The past five years have been baffling for gold bugs. In an environment of massive central bank money creation, rising government deficits and a populist takeover of many countries’ political systems – all of which should be great for safe-haven assets – gold has spiked to around $1,350 four times, only to be smacked back down each time. Very demoralizing.

And now it’s gearing up for another try.

(Click on image to enlarge)

Gold price gold $1,350 resistance

It’s obvious that the forces now at work in the world will eventually send terrified capital pouring into sound money like gold and silver — and that, from a technical standpoint, piercing $1,350 resistance should trigger a big, fast move to the next resistance level somewhere in the high $1,400s.

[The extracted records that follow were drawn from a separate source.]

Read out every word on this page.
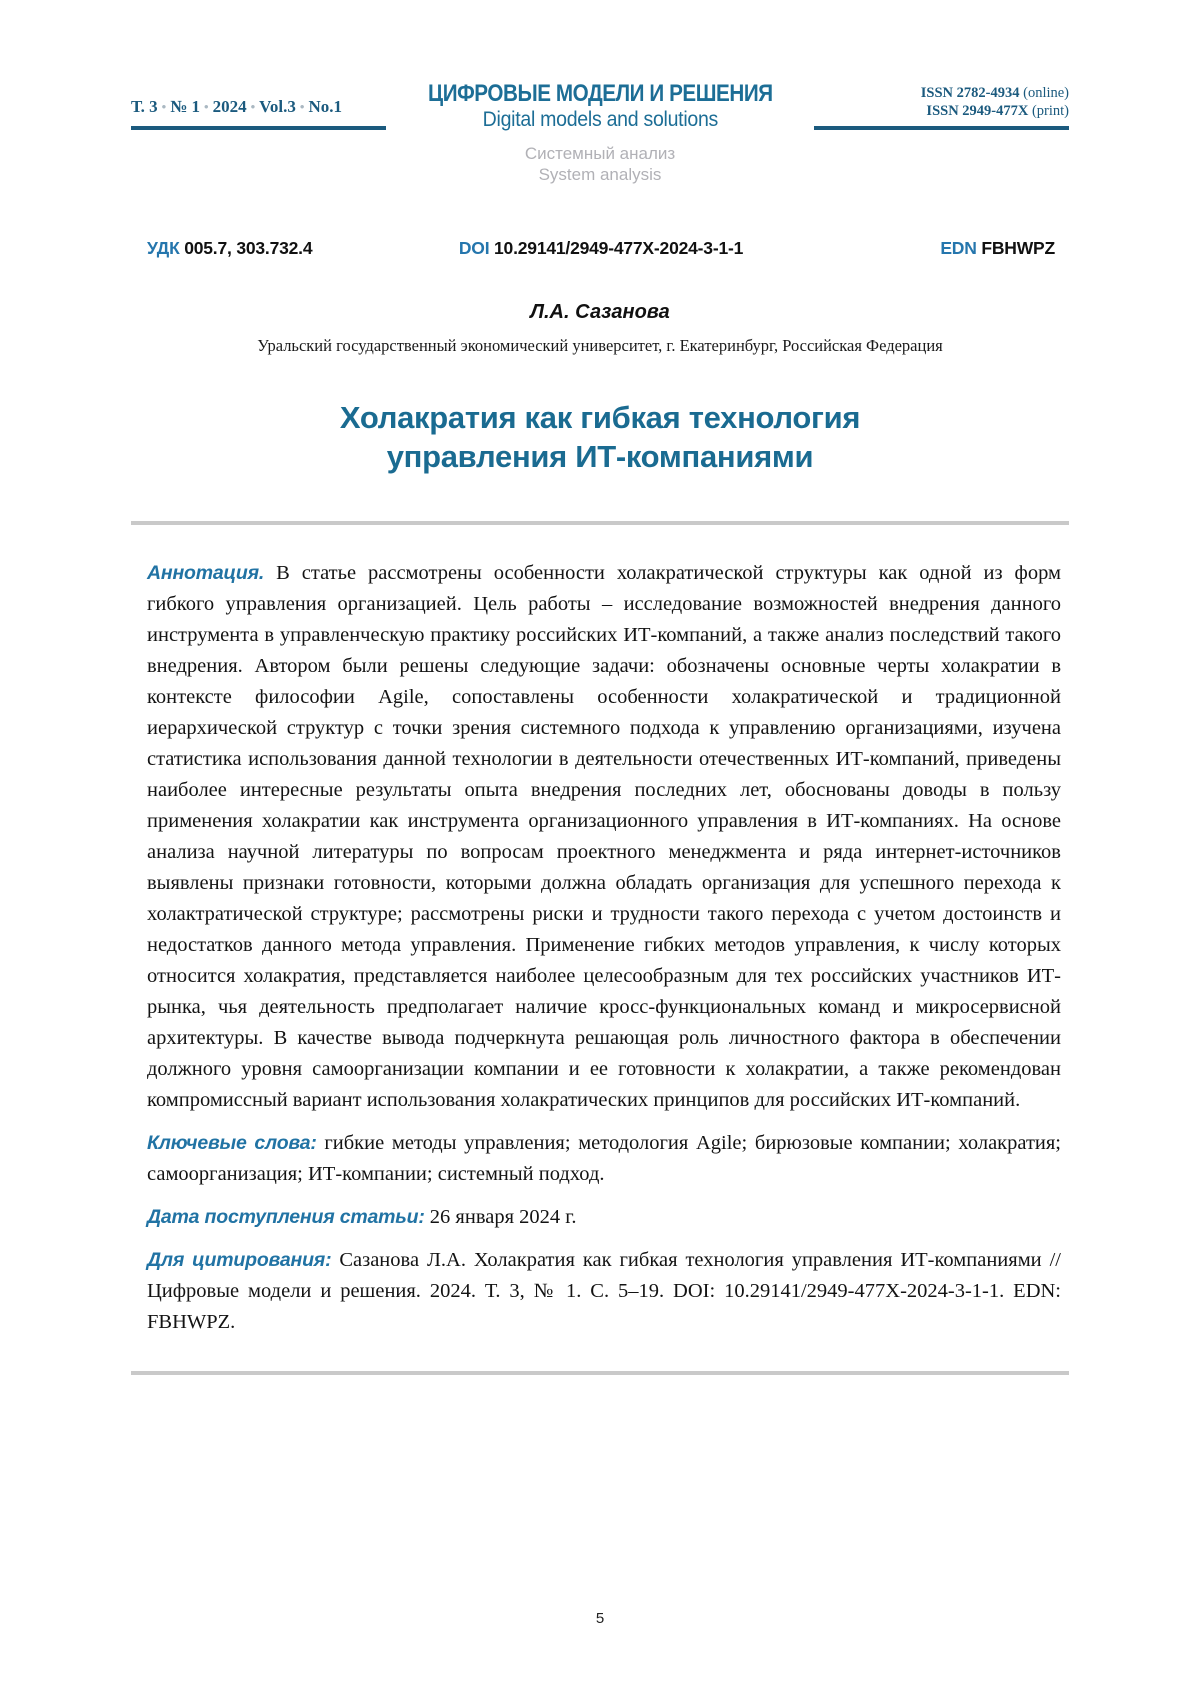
Т. 3 • № 1 • 2024 • Vol.3 • No.1	ЦИФРОВЫЕ МОДЕЛИ И РЕШЕНИЯ
Digital models and solutions
ISSN 2782-4934 (online)
ISSN 2949-477X (print)
Системный анализ
System analysis
УДК 005.7, 303.732.4	DOI 10.29141/2949-477X-2024-3-1-1	EDN FBHWPZ
Л.А. Сазанова
Уральский государственный экономический университет, г. Екатеринбург, Российская Федерация
Холакратия как гибкая технология
управления ИТ-компаниями

Аннотация. В статье рассмотрены особенности холакратической структуры как одной из форм гибкого управления организацией. Цель работы – исследование возможностей внедрения данного инструмента в управленческую практику российских ИТ-компаний, а также анализ последствий такого внедрения. Автором были решены следующие задачи: обозначены основные черты холакратии в контексте философии Agile, сопоставлены особенности холакратической и традиционной иерархической структур с точки зрения системного подхода к управлению организациями, изучена статистика использования данной технологии в деятельности отечественных ИТ-компаний, приведены наиболее интересные результаты опыта внедрения последних лет, обоснованы доводы в пользу применения холакратии как инструмента организационного управления в ИТ-компаниях. На основе анализа научной литературы по вопросам проектного менеджмента и ряда интернет-источников выявлены признаки готовности, которыми должна обладать организация для успешного перехода к холактратической структуре; рассмотрены риски и трудности такого перехода с учетом достоинств и недостатков данного метода управления. Применение гибких методов управления, к числу которых относится холакратия, представляется наиболее целесообразным для тех российских участников ИТ-рынка, чья деятельность предполагает наличие кросс-функциональных команд и микросервисной архитектуры. В качестве вывода подчеркнута решающая роль личностного фактора в обеспечении должного уровня самоорганизации компании и ее готовности к холакратии, а также рекомендован компромиссный вариант использования холакратических принципов для российских ИТ-компаний.

Ключевые слова: гибкие методы управления; методология Agile; бирюзовые компании; холакратия; самоорганизация; ИТ-компании; системный подход.

Дата поступления статьи: 26 января 2024 г.

Для цитирования: Сазанова Л.А. Холакратия как гибкая технология управления ИТ-компаниями // Цифровые модели и решения. 2024. Т. 3, № 1. С. 5–19. DOI: 10.29141/2949-477X-2024-3-1-1. EDN: FBHWPZ.

5
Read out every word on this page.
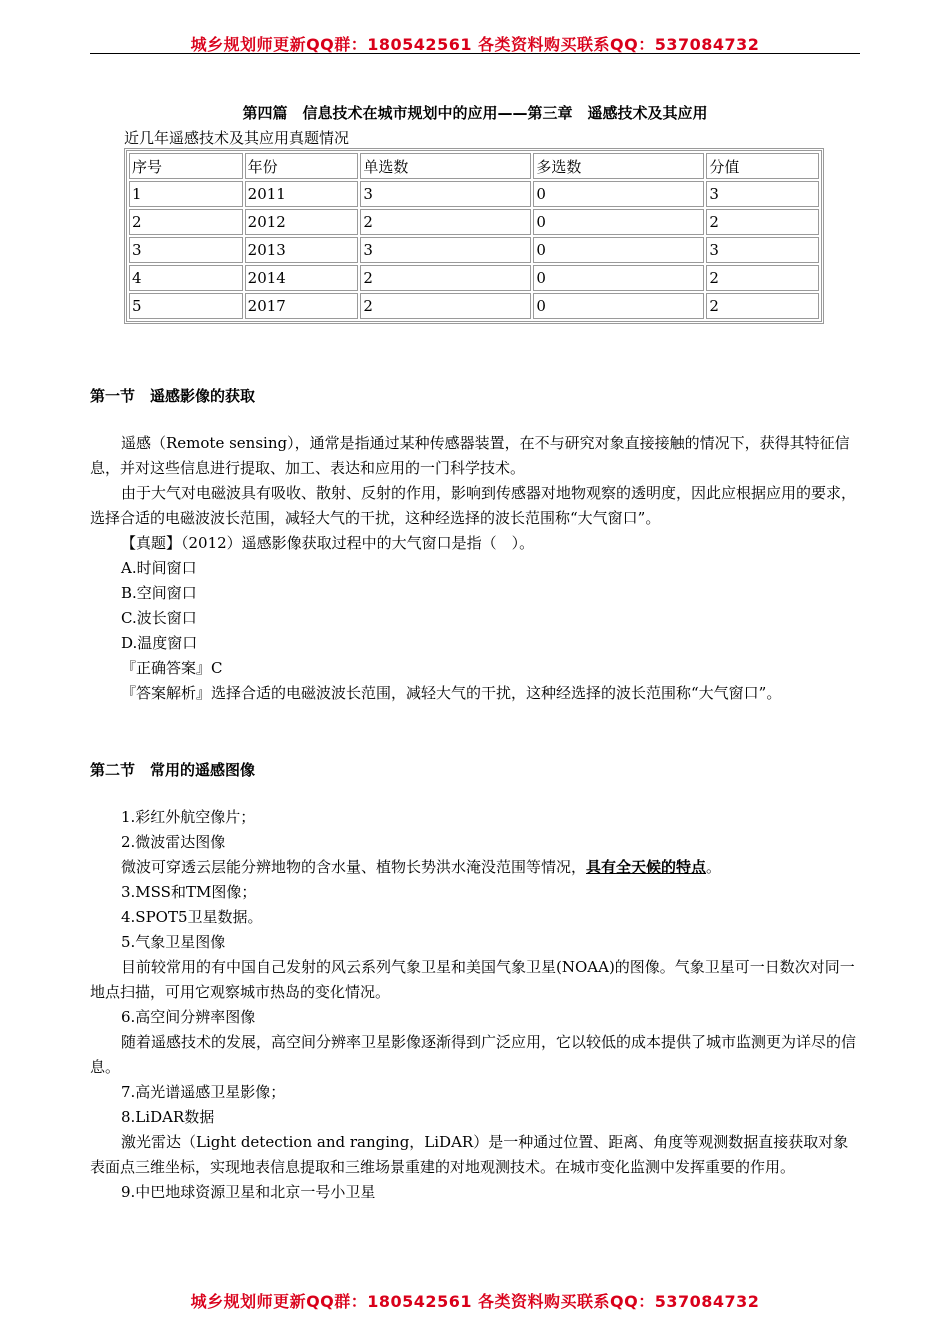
城乡规划师更新QQ群：180542561 各类资料购买联系QQ：537084732
第四篇　信息技术在城市规划中的应用——第三章　遥感技术及其应用
近几年遥感技术及其应用真题情况
序号	年份	单选数	多选数	分值
1	2011	3	0	3
2	2012	2	0	2
3	2013	3	0	3
4	2014	2	0	2
5	2017	2	0	2
第一节　遥感影像的获取

遥感（Remote sensing），通常是指通过某种传感器装置，在不与研究对象直接接触的情况下，获得其特征信息，并对这些信息进行提取、加工、表达和应用的一门科学技术。

由于大气对电磁波具有吸收、散射、反射的作用，影响到传感器对地物观察的透明度，因此应根据应用的要求，选择合适的电磁波波长范围，减轻大气的干扰，这种经选择的波长范围称“大气窗口”。

【真题】（2012）遥感影像获取过程中的大气窗口是指（　）。

A.时间窗口

B.空间窗口

C.波长窗口

D.温度窗口

『正确答案』C

『答案解析』选择合适的电磁波波长范围，减轻大气的干扰，这种经选择的波长范围称“大气窗口”。

第二节　常用的遥感图像

1.彩红外航空像片；

2.微波雷达图像

微波可穿透云层能分辨地物的含水量、植物长势洪水淹没范围等情况，具有全天候的特点。

3.MSS和TM图像；

4.SPOT5卫星数据。

5.气象卫星图像

目前较常用的有中国自己发射的风云系列气象卫星和美国气象卫星(NOAA)的图像。气象卫星可一日数次对同一地点扫描，可用它观察城市热岛的变化情况。

6.高空间分辨率图像

随着遥感技术的发展，高空间分辨率卫星影像逐渐得到广泛应用，它以较低的成本提供了城市监测更为详尽的信息。

7.高光谱遥感卫星影像；

8.LiDAR数据

激光雷达（Light detection and ranging，LiDAR）是一种通过位置、距离、角度等观测数据直接获取对象表面点三维坐标，实现地表信息提取和三维场景重建的对地观测技术。在城市变化监测中发挥重要的作用。

9.中巴地球资源卫星和北京一号小卫星

城乡规划师更新QQ群：180542561 各类资料购买联系QQ：537084732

But the “when” part of this story has become an embarrassment, given the number of disappointments the past few years have dished out.

So why risk ridicule by going back there? Because, damn it, $1,350 will be not just pierced but shattered one of these days. And next week could be the week.

I know, Charlie Brown’s football, Einstein’s definition of insanity, Sisyphus’s boulder, some people never learn. But the world really is set up for serious instability, and two new factors have swung in gold’s favor since the last failed attempt. First, central banks have become fairly aggressive net buyers of gold. Recall that not so long ago central banks as a group were dumping gold on the market in order to “diversify” their reserves into government bonds. Now they’ve apparently seen the error of that approach and are back to buying. See Central bank gold buying hits highest level in half a century.

This is a big, not-especially-price-sensitive new source of demand that might not view $1,350 as a reason to slow down.

Second, the Fed, which had been promising to tighten for years and then actually did tighten for one year was, like the proverbial mule, smacked in the head with a stock market two-by-four. That got its attention, and the tightening has stopped, to be replaced shortly with another, probably much bigger round of easing.